A Operação Carbono Oculto, ação contra a lavagem de dinheiro do crime organizado no Brasil, revelou sua face mais recente e preocupante no Nordeste. Na última terça-feira (4), a deflagração da fase batizada como Carbono Oculto 86 resultou na interdição de 49 postos de combustíveis no Piauí, Maranhão e Tocantins, expondo o braço local de uma rede que movimentou R$ 52 bilhões em recursos ilícitos para o Primeiro Comando da Capital (PCC).

A investigação da Polícia Civil do Piauí (PC-PI), Gaeco e Draco desvendou a cronologia alarmante da infiltração: o principal motor da suspeita é a venda da Rede HD, que possuía dezenas de postos na região, ocorrida em dezembro de 2023. A compradora, Pima Energia e Participações (CNPJ 53.294.384/0001-69), foi criada em São Paulo apenas seis dias antes da operação de compra. Essa inconsistência societária é vista como uma manobra clássica de lavagem, onde uma empresa de propósito específico é estabelecida rapidamente para dar aparência legal à injeção de capital criminoso.

A Estrutura Bilionária da Facção

O esquema desvendado em São Paulo, e agora no Piauí mostra a sofisticação do PCC. Liderado por figuras como Mohamad Hussein Mourad (“Primo”) e Roberto Augusto Leme da Silva (“Beto Louco”), a facção usa importadoras de fachada, fundos de investimento sofisticados, sediados inclusive na Faria Lima, e fintechs para movimentar e ocultar o dinheiro do tráfico e de outras atividades ilícitas, evitando o rastreamento.

Empresas como a REAG Investimentos e a fintech BK Bank já foram citadas nas investigações originais por serem utilizadas como "bancos paralelos" para transações bilionárias e aquisição de ativos, como usinas sucroalcooleiras e veículos de luxo.

O Epicentro Piauiense: Empresários e Política

No Piauí, a investigação mira diretamente a rede de empresários que se tornou o elo regional da lavagem.

O empresário Haran Santhiago Girão Sampaio, antigo proprietário da Rede HD, é um dos alvos centrais da operação. Sampaio já é investigado por inconsistências patrimoniais e alterações societárias suspeitas. Além de ser citado em uma Ação Civil Pública no Maranhão por improbidade administrativa em licitações, as apurações contra Sampaio no Piauí resultaram na apreensão de carros de luxo e uma aeronave.

A teia criminosa se estende ao círculo político. A polícia cumpriu mandado de busca e apreensão contra Victor Linhares de Paiva, empresário e ex-vereador de Teresina e secretário municipal na capital.

Documentos do Coaf revelaram uma transferência de R$ 230 mil de Haran Sampaio para uma conta de Linhares de Paiva no BK Bank, a mesma fintech associada à lavagem do PCC. A conta de Linhares havia sido aberta apenas oito dias antes do depósito, sugerindo que a abertura pode ter sido feita unicamente para essa transação suspeita.
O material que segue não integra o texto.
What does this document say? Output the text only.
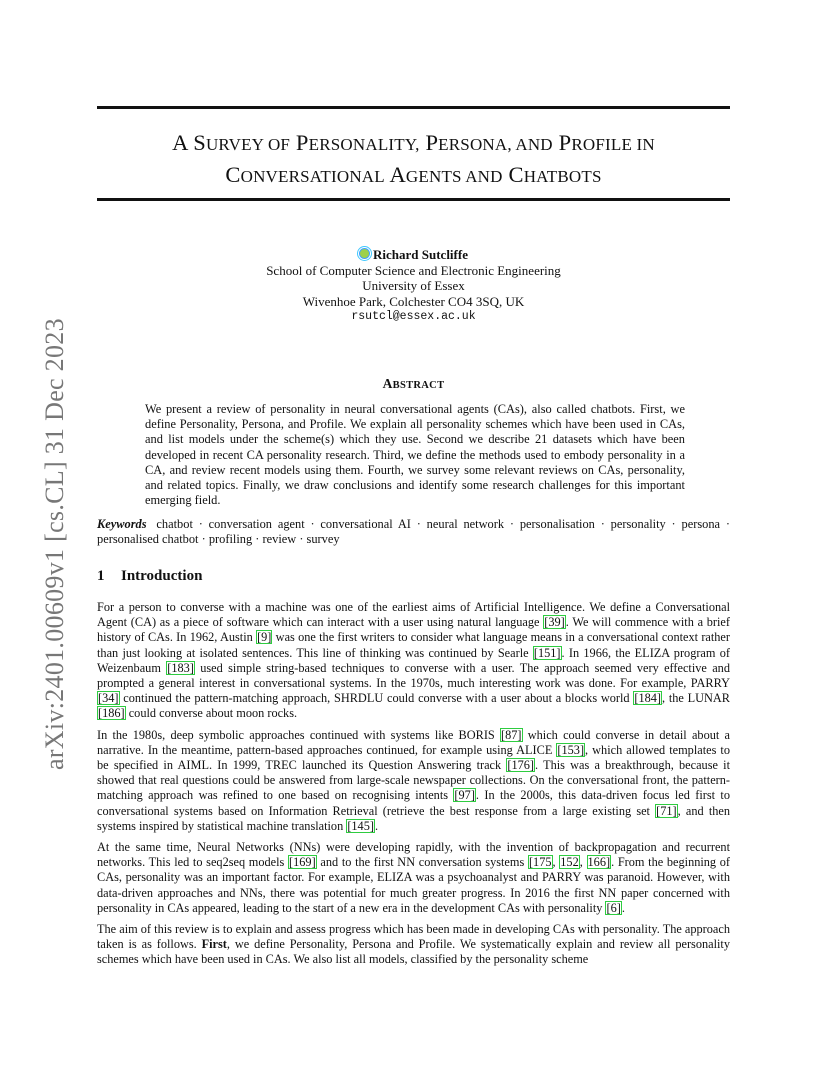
arXiv:2401.00609v1 [cs.CL] 31 Dec 2023
A SURVEY OF PERSONALITY, PERSONA, AND PROFILE IN
CONVERSATIONAL AGENTS AND CHATBOTS
Richard Sutcliffe
School of Computer Science and Electronic Engineering
University of Essex
Wivenhoe Park, Colchester CO4 3SQ, UK
rsutcl@essex.ac.uk
ABSTRACT
We present a review of personality in neural conversational agents (CAs), also called chatbots. First, we define Personality, Persona, and Profile. We explain all personality schemes which have been used in CAs, and list models under the scheme(s) which they use. Second we describe 21 datasets which have been developed in recent CA personality research. Third, we define the methods used to embody personality in a CA, and review recent models using them. Fourth, we survey some relevant reviews on CAs, personality, and related topics. Finally, we draw conclusions and identify some research challenges for this important emerging field.
Keywords chatbot · conversation agent · conversational AI · neural network · personalisation · personality · persona · personalised chatbot · profiling · review · survey
1 Introduction

For a person to converse with a machine was one of the earliest aims of Artificial Intelligence. We define a Conversational Agent (CA) as a piece of software which can interact with a user using natural language [39]. We will commence with a brief history of CAs. In 1962, Austin [9] was one the first writers to consider what language means in a conversational context rather than just looking at isolated sentences. This line of thinking was continued by Searle [151]. In 1966, the ELIZA program of Weizenbaum [183] used simple string-based techniques to converse with a user. The approach seemed very effective and prompted a general interest in conversational systems. In the 1970s, much interesting work was done. For example, PARRY [34] continued the pattern-matching approach, SHRDLU could converse with a user about a blocks world [184], the LUNAR [186] could converse about moon rocks.

In the 1980s, deep symbolic approaches continued with systems like BORIS [87] which could converse in detail about a narrative. In the meantime, pattern-based approaches continued, for example using ALICE [153], which allowed templates to be specified in AIML. In 1999, TREC launched its Question Answering track [176]. This was a breakthrough, because it showed that real questions could be answered from large-scale newspaper collections. On the conversational front, the pattern-matching approach was refined to one based on recognising intents [97]. In the 2000s, this data-driven focus led first to conversational systems based on Information Retrieval (retrieve the best response from a large existing set [71], and then systems inspired by statistical machine translation [145].

At the same time, Neural Networks (NNs) were developing rapidly, with the invention of backpropagation and recurrent networks. This led to seq2seq models [169] and to the first NN conversation systems [175, 152, 166]. From the beginning of CAs, personality was an important factor. For example, ELIZA was a psychoanalyst and PARRY was paranoid. However, with data-driven approaches and NNs, there was potential for much greater progress. In 2016 the first NN paper concerned with personality in CAs appeared, leading to the start of a new era in the development CAs with personality [6].

The aim of this review is to explain and assess progress which has been made in developing CAs with personality. The approach taken is as follows. First, we define Personality, Persona and Profile. We systematically explain and review all personality schemes which have been used in CAs. We also list all models, classified by the personality scheme
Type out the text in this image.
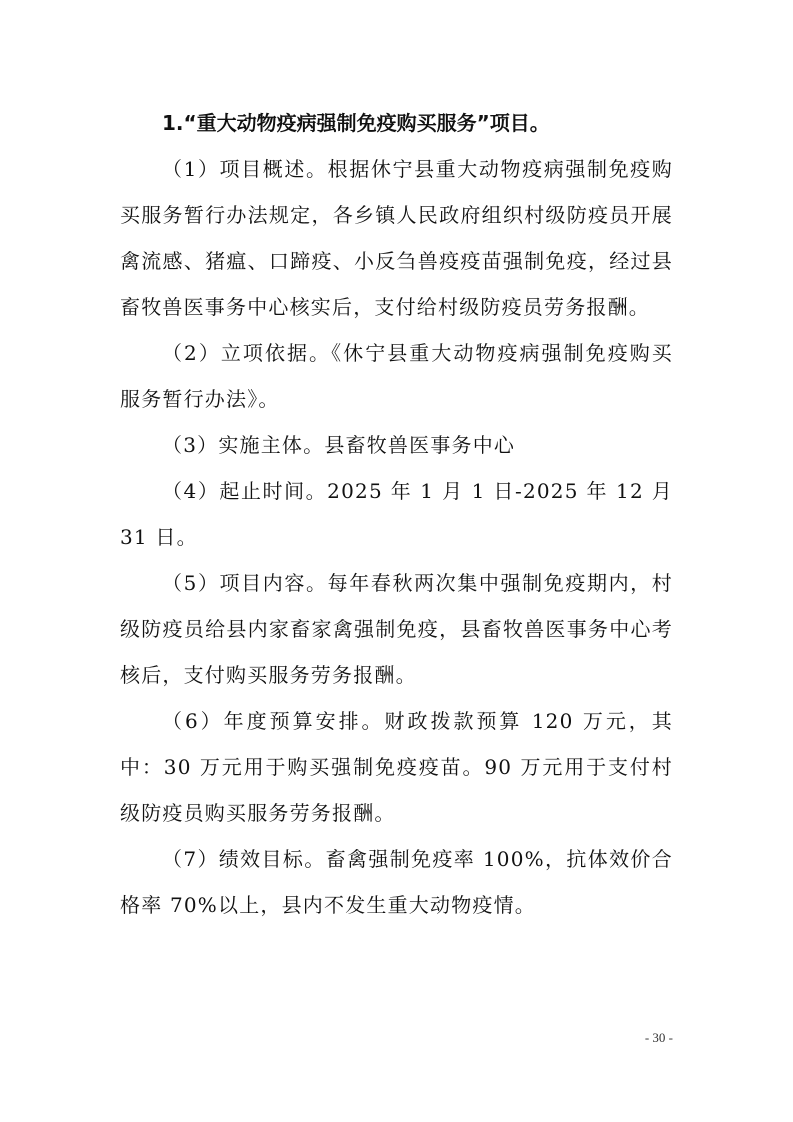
1.“重大动物疫病强制免疫购买服务”项目。

（1）项目概述。根据休宁县重大动物疫病强制免疫购买服务暂行办法规定，各乡镇人民政府组织村级防疫员开展禽流感、猪瘟、口蹄疫、小反刍兽疫疫苗强制免疫，经过县畜牧兽医事务中心核实后，支付给村级防疫员劳务报酬。

（2）立项依据。《休宁县重大动物疫病强制免疫购买服务暂行办法》。

（3）实施主体。县畜牧兽医事务中心

（4）起止时间。2025 年 1 月 1 日-2025 年 12 月 31 日。

（5）项目内容。每年春秋两次集中强制免疫期内，村级防疫员给县内家畜家禽强制免疫，县畜牧兽医事务中心考核后，支付购买服务劳务报酬。

（6）年度预算安排。财政拨款预算 120 万元，其中：30 万元用于购买强制免疫疫苗。90 万元用于支付村级防疫员购买服务劳务报酬。

（7）绩效目标。畜禽强制免疫率 100%，抗体效价合格率 70%以上，县内不发生重大动物疫情。

- 30 -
Fraude Fiscal e Lesão ao Consumidor

Além da lavagem de capitais, a investigação no Piauí aponta:

• Fraude Fiscal: Indícios de emissão de notas fiscais frias e outros artifícios para sonegar R$ 8,6 bilhões em impostos, distorcendo o mercado de combustíveis.

• Remessas de R$ 700 mil: Foi identificada a remessa de mais de R$ 700 mil de um dos suspeitos locais para uma empresa já citada na Operação Carbono Oculto por ligação com o PCC, consolidando a conexão financeira.

• Fraude no Produto: A mobilização do Instituto de Metrologia do Piauí (IMEPI) nos postos interditados busca confirmar não apenas a fraude fiscal e a lavagem, mas também a suspeita de adulteração de combustíveis e fraudes volumétricas nas bombas, lesando diretamente o consumidor piauiense.

A Pima Energia, com sua fundação estratégica e rápida aquisição da Rede HD, é agora o símbolo da ousadia do crime organizado que, em poucos dias, tentou absorver o setor de combustíveis do Nordeste para consolidar seu império de dinheiro sujo.